You are describing a Distributed Computing setup.
But it is racy.
When some cooperating partner sends you a "start" event,
they probably ought to await your "ack" before embarking
on anything adventurous. Else they won't know whether
you (A.) heard and (B.) recorded the event.
That is to say, lack of acknowledgement invites
races and lost events when hosts might randomly reboot.
Ideally that partner would persist such events to
stable storage on their own, before beginning an
expensive operation.
Given that apparently there there's no ACKs, it sounds
like your app needs to persist the event as soon as feasible,
either across the LAN to a redundant host, or to a filesystem.
A simple approach is to
- receive the partner's message
- write() a line, appending to a text file
- fsync() to flush it from memory to disk / NVRAM / SSD
When you receive "completed" events, and when
you execute "terminate" commands, log those as well.
No need to fsync at once. Presumably other events
arrive with some frequency, and they will flush all
pending log records out to disk before long.

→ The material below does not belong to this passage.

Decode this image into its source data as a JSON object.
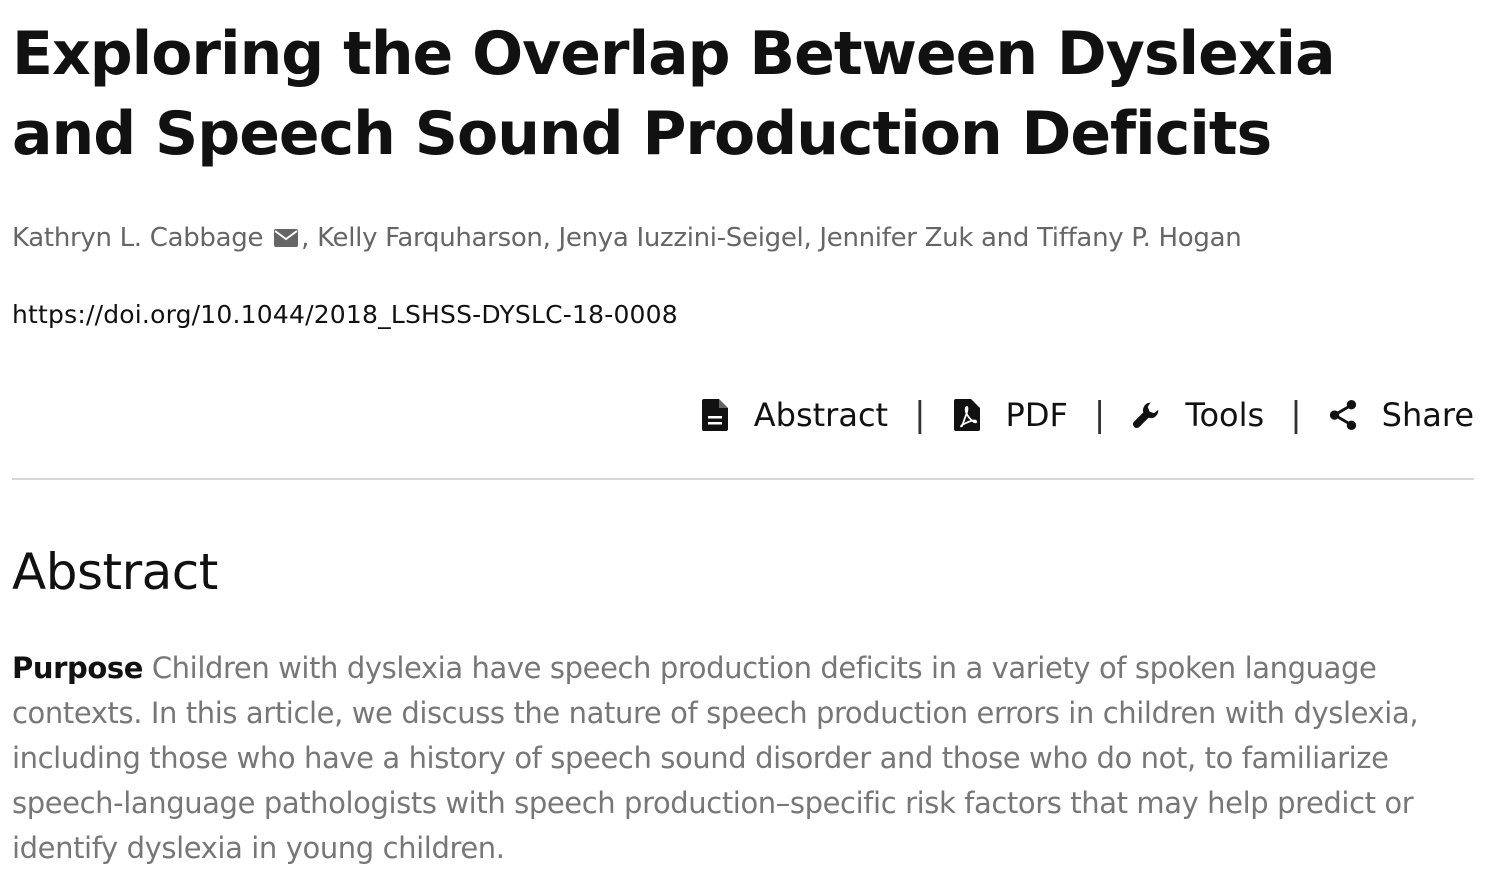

Upon restarting, just seek to near the end of the file
and replay all logged events, setting up a bunch of
timeout counters, and canceling them when the log
reveals that they already finished. Some timeouts may fire
immediately after we finish reading the log,
because they are stale. Presumably it is harmless to
issue a terminate(task_id)
command for a task that
already did a normal exit.
An alternate strategy, which does not depend so heavily
on accurate logging, is to query the status of all
currently running jobs when you come up.
Set a conservative timeout in the somewhat distant
future, and hope you stay up long enough to see such
a time arrive.
Or use extra information, such as each task's
size and start_time, to pick more sensible timeout values.
Consider using kafka, redis, or similar distributed
message brokers to coordinate your cluster's actions,
rather than relying on filesystem or RDBMS.
There are low latency solutions available which
do a good job of balancing Consistency,
Availability, and Partition tolerance.